Why it matters: The PC market might have been stagnating for several years now, but it seems nobody told HP Inc. The biggest personal computer maker in the world continues to see growth and has had yet another great quarter, beating analysts’ expectations in its Q2 2018 revenue report.

For the three months to April 30, HP Inc’s revenue was up 13 percent YoY to $14 billion, marking the seventh quarter in a row that sales have grown. The company’s personal systems business, which covers notebooks and desktops, was up 14.5 percent to $8.76 billion in Q2, beating analysts’ predictions of $8.28 billion.

Net income saw a massive 89 percent jump from $600 million one year ago to $1.1 billion, while non-GAAP earnings per share were $0.48. Revenue from the firm’s printing business was also up YoY, climbing 11 percent from $4.73 billion to $5.24 billion.

HP Inc. has raised its full-year adjusted profit estimates to between $1.97 to $2.02 per share, up from $1.90 to $2.00. Analysts were looking for $1.97. It also increased its projected cash flow for 2018, from $3 billion up to $3.7 billion.

Despite the positive quarter, HP Inc. is increasing its reorganizational efforts.
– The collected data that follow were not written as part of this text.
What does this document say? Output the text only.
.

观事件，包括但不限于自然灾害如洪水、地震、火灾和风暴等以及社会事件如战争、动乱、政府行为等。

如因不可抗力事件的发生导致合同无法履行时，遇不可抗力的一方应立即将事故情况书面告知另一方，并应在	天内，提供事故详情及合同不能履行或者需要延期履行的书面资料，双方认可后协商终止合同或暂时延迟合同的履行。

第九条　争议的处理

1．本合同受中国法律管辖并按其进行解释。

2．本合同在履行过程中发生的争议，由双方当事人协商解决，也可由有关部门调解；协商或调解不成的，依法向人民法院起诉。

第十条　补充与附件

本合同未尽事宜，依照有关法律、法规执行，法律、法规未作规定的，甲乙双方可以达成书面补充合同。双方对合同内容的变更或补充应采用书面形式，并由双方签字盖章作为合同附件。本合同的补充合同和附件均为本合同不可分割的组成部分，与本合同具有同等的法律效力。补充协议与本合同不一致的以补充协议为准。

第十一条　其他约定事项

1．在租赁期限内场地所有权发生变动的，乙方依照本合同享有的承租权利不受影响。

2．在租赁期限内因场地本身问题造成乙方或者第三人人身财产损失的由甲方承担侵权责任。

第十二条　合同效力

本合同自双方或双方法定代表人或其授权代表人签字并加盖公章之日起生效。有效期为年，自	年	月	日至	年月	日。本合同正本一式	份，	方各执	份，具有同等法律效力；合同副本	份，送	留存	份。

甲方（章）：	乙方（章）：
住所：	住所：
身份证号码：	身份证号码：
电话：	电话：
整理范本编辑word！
The company is cutting around 1 to 2 percent of its workforce, and expects restructuring costs to raise by $150 million to $200 million.

"We delivered another quarter of double digit year over year revenue and profit growth, strong EPS and impressive free cash flow and performed well across segments and regions,” said CEO Dion Weisler.

Thanks to strong sales of high-end PCs such as gaming laptops, HP Inc. appears to be the exception in what is currently a sluggish industry. IDC reports that it shipped 13.7 million computers in Q1, giving it a 23 percent market share and yearly growth of 4.3 percent.